Saturday, October 6, 2012

cemetery peace

I bring the same peace I experienced in the cemetery here.

The night it happened I couldn't breathe.
It was as if all desperation hit me and then I had to see it hit you.
Yet today I'm beginning to see that it wouldn't have been any party's loss.
Because we have both been made whole from the start.
What was interesting though, was how we prayed.
And everything can be forgiven, and made new.
Thank You for hearing my cry (literally).

I ask for grace but I must be able to offer it as well.

Yesterday I thought to myself, "It'd rather have someone tell me I like you than I love you."
I love you are words that are hard to say.
I'm not playing hard to get, I just think that love is a heavy word and I am not ready to keep saying them over and over again with the way I have been hard on myself, and hard on you.
But I like you very much, "I like you so much", as you always say when you hold me close.
I know you do.

It's going to rain again.
Yesterday around this time, it was pouring and the crew sat together under the back hood of the van and I couldn't stop laughing about everything.
They are so nice. That was nice.
Then Georgina, a bird watcher, whisked my producer and I away in her car to go on a 15-minute trip to watch the birds in the cemetery.
We were lucky, because we saw Whitesocks perched high on a branch, an eagle that many people have wanted to see but unfortunately, went away without having spotted him.
We also saw black drongos fly about in flocks and stopped for awhile under their tree with the windows down and listening to our surroundings as the weather settled.
It was so beautiful.

I wrote a poem just the other day while on the bus, influenced by the many trips I've recently made to Bukit Brown Cemetery with the crew.
This poem is for my mother.

At his funeral I want everyone to know I worshipped my father
I don't wish him dead, don't get me wrong - I know he will live forever
I hold him high and when he lets me down, it breaks me.

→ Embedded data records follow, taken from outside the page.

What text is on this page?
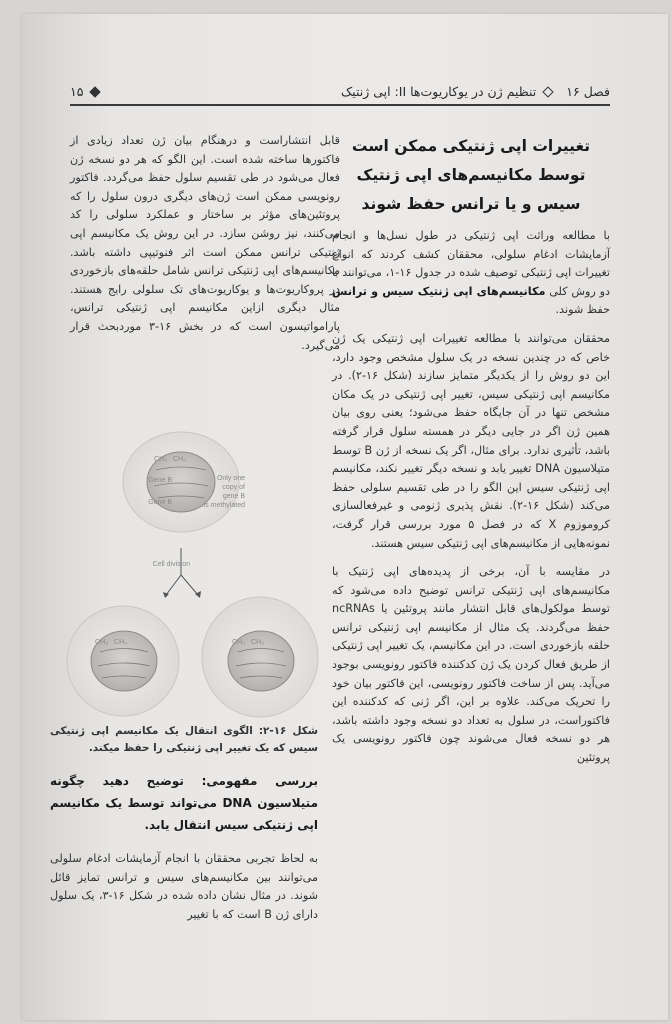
فصل ۱۶
تنظیم ژن در یوکاریوت‌ها II: اپی ژنتیک
۱۵
تغییرات اپی ژنتیکی ممکن است
توسط مکانیسم‌های اپی ژنتیک
سیس و یا ترانس حفظ شوند

با مطالعه وراثت اپی ژنتیکی در طول نسل‌ها و انجام آزمایشات ادغام سلولی، محققان کشف کردند که انواع تغییرات اپی ژنتیکی توصیف شده در جدول ۱۶-۱، می‌توانند با دو روش کلی مکانیسم‌های اپی ژنتیک سیس و ترانس حفظ شوند.

محققان می‌توانند با مطالعه تغییرات اپی ژنتیکی یک ژن خاص که در چندین نسخه در یک سلول مشخص وجود دارد، این دو روش را از یکدیگر متمایز سازند (شکل ۱۶-۲). در مکانیسم اپی ژنتیکی سیس، تغییر اپی ژنتیکی در یک مکان مشخص تنها در آن جایگاه حفظ می‌شود؛ یعنی روی بیان همین ژن اگر در جایی دیگر در همسته سلول قرار گرفته باشد، تأثیری ندارد. برای مثال، اگر یک نسخه از ژن B توسط متیلاسیون DNA تغییر یابد و نسخه دیگر تغییر نکند، مکانیسم اپی ژنتیکی سیس این الگو را در طی تقسیم سلولی حفظ می‌کند (شکل ۱۶-۲). نقش پذیری ژنومی و غیرفعالسازی کروموزوم X که در فصل ۵ مورد بررسی قرار گرفت، نمونه‌هایی از مکانیسم‌های اپی ژنتیکی سیس هستند.

در مقایسه با آن، برخی از پدیده‌های اپی ژنتیک با مکانیسم‌های اپی ژنتیکی ترانس توضیح داده می‌شود که توسط مولکول‌های قابل انتشار مانند پروتئین یا ncRNAs حفظ می‌گردند. یک مثال از مکانیسم اپی ژنتیکی ترانس حلقه بازخوردی است. در این مکانیسم، یک تغییر اپی ژنتیکی از طریق فعال کردن یک ژن کدکننده فاکتور رونویسی بوجود می‌آید. پس از ساخت فاکتور رونویسی، این فاکتور بیان خود را تحریک می‌کند. علاوه بر این، اگر ژنی که کدکننده این فاکتوراست، در سلول به تعداد دو نسخه وجود داشته باشد، هر دو نسخه فعال می‌شوند چون فاکتور رونویسی یک پروتئین

قابل انتشاراست و درهنگام بیان ژن تعداد زیادی از فاکتورها ساخته شده است. این الگو که هر دو نسخه ژن فعال می‌شود در طی تقسیم سلول حفظ می‌گردد. فاکتور رونویسی ممکن است ژن‌های دیگری درون سلول را که پروتئین‌های مؤثر بر ساختار و عملکرد سلولی را کد می‌کنند، نیز روشن سازد. در این روش یک مکانیسم اپی ژنتیکی ترانس ممکن است اثر فنوتیپی داشته باشد. مکانیسم‌های اپی ژنتیکی ترانس شامل حلقه‌های بازخوردی در پروکاریوت‌ها و یوکاریوت‌های تک سلولی رایج هستند. مثال دیگری ازاین مکانیسم اپی ژنتیکی ترانس، پارامواتیسون است که در بخش ۱۶-۳ موردبحث قرار می‌گیرد.

CH₃ CH₃
Gene B
Gene B
Only one
copy of
gene B
is methylated.
Cell division
CH₃ CH₃	CH₃ CH₃
شکل ۱۶-۲: الگوی انتقال یک مکانیسم اپی ژنتیکی سیس که یک تغییر اپی ژنتیکی را حفظ میکند.
بررسی مفهومی: توضیح دهید چگونه متیلاسیون DNA می‌تواند توسط یک مکانیسم اپی ژنتیکی سیس انتقال یابد.

به لحاظ تجربی محققان با انجام آزمایشات ادغام سلولی می‌توانند بین مکانیسم‌های سیس و ترانس تمایز قائل شوند. در مثال نشان داده شده در شکل ۱۶-۳، یک سلول دارای ژن B است که با تغییر
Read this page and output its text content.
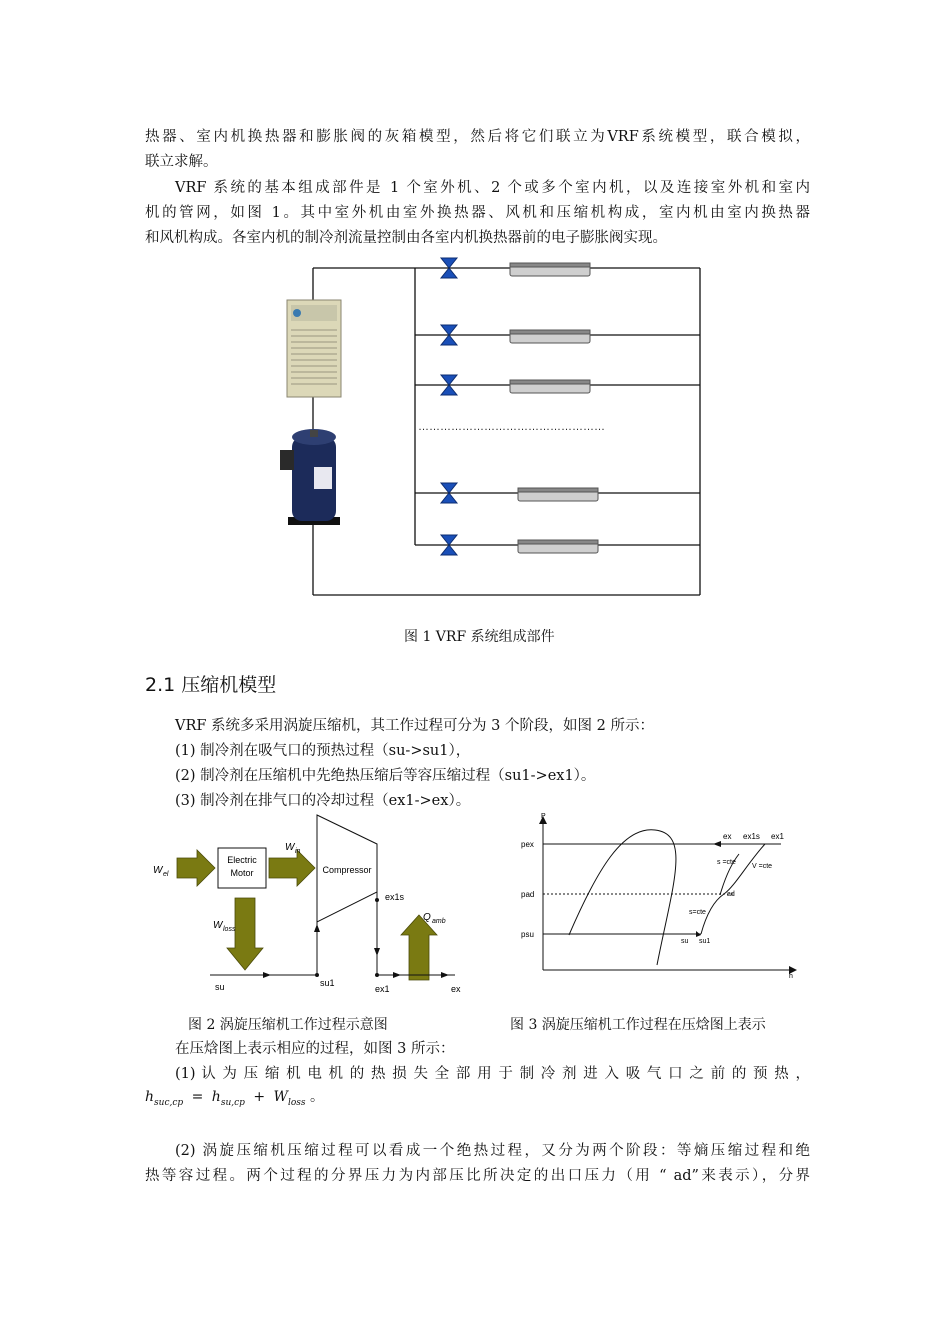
热器、室内机换热器和膨胀阀的灰箱模型，然后将它们联立为VRF系统模型，联合模拟，
联立求解。
VRF 系统的基本组成部件是 1 个室外机、2 个或多个室内机，以及连接室外机和室内
机的管网，如图 1。其中室外机由室外换热器、风机和压缩机构成，室内机由室内换热器
和风机构成。各室内机的制冷剂流量控制由各室内机换热器前的电子膨胀阀实现。
……………………………………………
图 1 VRF 系统组成部件
2.1 压缩机模型
VRF 系统多采用涡旋压缩机，其工作过程可分为 3 个阶段，如图 2 所示：
(1) 制冷剂在吸气口的预热过程（su->su1），
(2) 制冷剂在压缩机中先绝热压缩后等容压缩过程（su1->ex1）。
(3) 制冷剂在排气口的冷却过程（ex1->ex）。
Electric
Motor	Compressor
W el
W in
W loss
ex1s
Q amb
su	su1
ex1	ex
P
h
pex
pad
psu
ex ex1s ex1
s =cte
V =cte
ad
s=cte
su su1
图 2 涡旋压缩机工作过程示意图	图 3 涡旋压缩机工作过程在压焓图上表示
在压焓图上表示相应的过程，如图 3 所示：
(1) 认 为 压 缩 机 电 机 的 热 损 失 全 部 用 于 制 冷 剂 进 入 吸 气 口 之 前 的 预 热 ，
$h_{suc,cp} = h_{su,cp} + W_{loss}$ 。
(2) 涡旋压缩机压缩过程可以看成一个绝热过程，又分为两个阶段：等熵压缩过程和绝
热等容过程。两个过程的分界压力为内部压比所决定的出口压力（用 “ ad”来表示），分界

I want everyone to know that the only person who had to
Swallow my wrath and let it hurt her was my mother
Sometimes it feels like she's a single parent when our day goes sour
But I always ran to the other,
Always worshipping the father
Taking for granted sacrifice that was rooted,
So firmly beneath dark earth that lay.
So quietly, subtly, that went unnoticed.

My mother's love is like a grave that is about to be exhumed
Life is the priest, ringing its bells and chanting endlessly about its many toils in this world
In this world, her love is the once-living body,
Whose beauty was nourished, not marred
Made amplified, though not justified,
By earth my father laid on her
To make me.

And when she was to be resurrected, I died.
But every child is dumb and wretched and I couldn't let her be born
- So I became her ghost and cried for many days and nights,
Weeping and making sure they heard my wailing resonate through the cemetery
Singing morosely oh how my mother loved me, how my mother is part of me.

Do you think we gave birth to our mothers?
Because when I killed her I killed me too.

At her funeral I want everyone to know I worshipped my father
But this, this is a poem about my mother, and I will let her have it,
Let her call me baby,
While we are both alive and loving, loving, loving,
Loving, loving, and living.

--

Tonight I'll be having dinner at Robertson Quay with Ken and I know it will be a good time.
If you're in love, you're the lucky one.
But if you're out of love, you're the lucky one as well. Don't let anyone tell you differently.